DREAM DIARY

I am in a house. Not clear if it is my house or that I am taking care of it for someone else. But it has a long hallway and off it an alcove, which is at first unseen by me, as I am at one end. At the far end of the hallway a man stands almost out of sight. He is telling me adamantly that a portrait hung in the alcove should be taken down, because something disastrous will happen as a result of it. I know the portrait and find nothing wrong with it. I remember It is a picture of a middle-aged man who has a round face and a high forehead. He has thin blondish hair. In fact, I am thinking as we speak that there may  be two of the same person hanging there, one of these taken when the man had been under the influence of opium. There is a lot of talk back and forth, but I refuse to remove them. Then I enter the alcove and am surrounded by many portraits in old-fashioned frames.
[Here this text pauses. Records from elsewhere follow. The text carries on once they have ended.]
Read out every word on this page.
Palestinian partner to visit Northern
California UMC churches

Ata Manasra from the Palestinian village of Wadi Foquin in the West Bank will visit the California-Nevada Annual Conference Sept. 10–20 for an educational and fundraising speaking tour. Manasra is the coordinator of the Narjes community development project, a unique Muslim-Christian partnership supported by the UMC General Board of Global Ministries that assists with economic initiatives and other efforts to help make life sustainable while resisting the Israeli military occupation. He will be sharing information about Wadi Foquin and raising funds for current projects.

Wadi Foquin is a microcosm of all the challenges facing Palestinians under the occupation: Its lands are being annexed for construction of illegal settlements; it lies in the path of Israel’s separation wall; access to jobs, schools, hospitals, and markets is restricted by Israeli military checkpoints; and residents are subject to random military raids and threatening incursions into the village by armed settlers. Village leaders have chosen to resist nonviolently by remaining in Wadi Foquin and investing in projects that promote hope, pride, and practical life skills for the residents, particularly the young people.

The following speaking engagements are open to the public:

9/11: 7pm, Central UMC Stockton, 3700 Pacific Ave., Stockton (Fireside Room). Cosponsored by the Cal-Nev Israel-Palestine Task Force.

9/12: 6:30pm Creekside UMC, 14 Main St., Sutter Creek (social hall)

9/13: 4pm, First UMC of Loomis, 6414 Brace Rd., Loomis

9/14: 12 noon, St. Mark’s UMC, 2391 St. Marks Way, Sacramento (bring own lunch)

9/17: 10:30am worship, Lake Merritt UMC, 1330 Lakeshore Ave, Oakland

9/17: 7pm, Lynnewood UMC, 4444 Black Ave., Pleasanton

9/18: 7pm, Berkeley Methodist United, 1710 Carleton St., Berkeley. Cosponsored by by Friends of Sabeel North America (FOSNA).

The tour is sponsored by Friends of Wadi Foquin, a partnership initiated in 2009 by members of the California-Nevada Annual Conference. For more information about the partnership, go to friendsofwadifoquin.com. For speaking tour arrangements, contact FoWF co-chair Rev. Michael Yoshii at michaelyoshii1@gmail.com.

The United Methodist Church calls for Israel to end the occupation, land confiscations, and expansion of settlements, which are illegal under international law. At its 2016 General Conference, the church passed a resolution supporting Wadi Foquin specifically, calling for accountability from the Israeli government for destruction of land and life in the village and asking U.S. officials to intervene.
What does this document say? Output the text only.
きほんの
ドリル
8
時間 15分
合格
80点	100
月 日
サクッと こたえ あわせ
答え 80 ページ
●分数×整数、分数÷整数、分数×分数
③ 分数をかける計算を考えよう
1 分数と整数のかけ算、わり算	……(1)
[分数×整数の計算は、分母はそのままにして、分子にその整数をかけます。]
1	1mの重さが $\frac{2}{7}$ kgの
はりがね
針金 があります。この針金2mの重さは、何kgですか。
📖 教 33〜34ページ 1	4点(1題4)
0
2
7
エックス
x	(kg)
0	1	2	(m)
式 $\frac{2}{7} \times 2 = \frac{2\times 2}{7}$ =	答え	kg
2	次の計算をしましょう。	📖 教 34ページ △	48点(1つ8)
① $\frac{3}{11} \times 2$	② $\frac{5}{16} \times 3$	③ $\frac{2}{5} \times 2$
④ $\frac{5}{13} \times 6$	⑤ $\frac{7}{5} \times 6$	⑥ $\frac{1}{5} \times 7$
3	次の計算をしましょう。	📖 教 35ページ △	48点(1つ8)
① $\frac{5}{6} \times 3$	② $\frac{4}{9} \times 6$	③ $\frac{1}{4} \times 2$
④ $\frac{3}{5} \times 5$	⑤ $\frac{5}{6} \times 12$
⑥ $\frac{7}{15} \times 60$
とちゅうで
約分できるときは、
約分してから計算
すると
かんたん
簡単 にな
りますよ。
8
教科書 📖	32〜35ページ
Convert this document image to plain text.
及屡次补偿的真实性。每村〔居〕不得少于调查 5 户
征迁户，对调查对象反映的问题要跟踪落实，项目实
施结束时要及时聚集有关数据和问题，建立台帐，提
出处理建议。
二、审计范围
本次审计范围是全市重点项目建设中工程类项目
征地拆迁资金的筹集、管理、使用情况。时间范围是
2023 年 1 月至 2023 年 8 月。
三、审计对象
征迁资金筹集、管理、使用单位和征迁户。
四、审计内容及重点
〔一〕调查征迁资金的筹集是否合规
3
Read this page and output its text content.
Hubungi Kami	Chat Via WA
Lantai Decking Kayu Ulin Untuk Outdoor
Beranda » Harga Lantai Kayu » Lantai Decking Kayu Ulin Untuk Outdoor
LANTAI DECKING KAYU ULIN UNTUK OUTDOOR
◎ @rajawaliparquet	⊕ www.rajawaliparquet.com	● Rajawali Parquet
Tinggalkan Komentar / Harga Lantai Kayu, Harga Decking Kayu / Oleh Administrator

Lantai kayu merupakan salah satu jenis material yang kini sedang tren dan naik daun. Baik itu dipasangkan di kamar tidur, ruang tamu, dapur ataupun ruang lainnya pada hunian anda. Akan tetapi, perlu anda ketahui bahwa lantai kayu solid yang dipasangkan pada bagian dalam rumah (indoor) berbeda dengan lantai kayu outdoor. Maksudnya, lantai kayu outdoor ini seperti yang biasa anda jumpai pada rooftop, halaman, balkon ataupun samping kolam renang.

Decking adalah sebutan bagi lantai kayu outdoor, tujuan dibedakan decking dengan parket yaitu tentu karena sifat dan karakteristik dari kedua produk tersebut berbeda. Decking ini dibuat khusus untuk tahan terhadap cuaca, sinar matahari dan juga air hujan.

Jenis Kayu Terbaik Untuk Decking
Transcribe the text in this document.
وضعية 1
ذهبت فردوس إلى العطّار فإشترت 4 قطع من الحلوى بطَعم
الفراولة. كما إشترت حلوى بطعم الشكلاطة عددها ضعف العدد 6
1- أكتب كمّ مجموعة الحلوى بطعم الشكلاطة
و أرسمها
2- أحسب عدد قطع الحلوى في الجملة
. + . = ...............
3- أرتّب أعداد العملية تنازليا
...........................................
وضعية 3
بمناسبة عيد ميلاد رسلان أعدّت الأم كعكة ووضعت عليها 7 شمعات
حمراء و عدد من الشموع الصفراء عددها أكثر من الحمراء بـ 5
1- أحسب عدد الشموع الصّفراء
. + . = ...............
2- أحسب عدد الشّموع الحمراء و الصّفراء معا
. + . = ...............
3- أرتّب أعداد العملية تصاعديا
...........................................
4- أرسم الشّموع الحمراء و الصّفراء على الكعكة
Near the floor I see rows of children’s books together with decorations and drawings. When I lean down to inspect them the books begin to sing to me in beautiful young voices. I am entranced and the dream ends.

DREAM DIARY

I am teaching an Adult ESL class. There are not many students present. Anita is there. She and I are simulating an argument between a couple in order to generate a conversation on this by the students later in English. One of the students, a middle-aged woman interrupts and states that she objects to this exercise and wants to leave. We stop. I think about the situation. I do not have anything else I wish to start and there is about an hour left in the class. I tell her if she does not like it to just go. At this point, other students who were absent show up, including a man I like very much. The woman who wanted to leave suddenly gets very angry. She approaches me and puts a hand on my chest, poking it. I tell her plainly that if she does not stop this she will regret it, but she continues. I grab her hair and see her face actually fall apart into pieces. I am horrified. The dream ends.

STAIN

You were so colorless before the event, so perfect that you passed through our field of vision unnoticed. You would always be there, though left unappreciated for the many functions and movements you performed in the world. Then the fire, then the blemish as an aftermath that put you on the map. You are now marked, dignified in your ugliness. You have acquired history, a sense of having lived and suffered, which we will exploit as an added feather in our cap.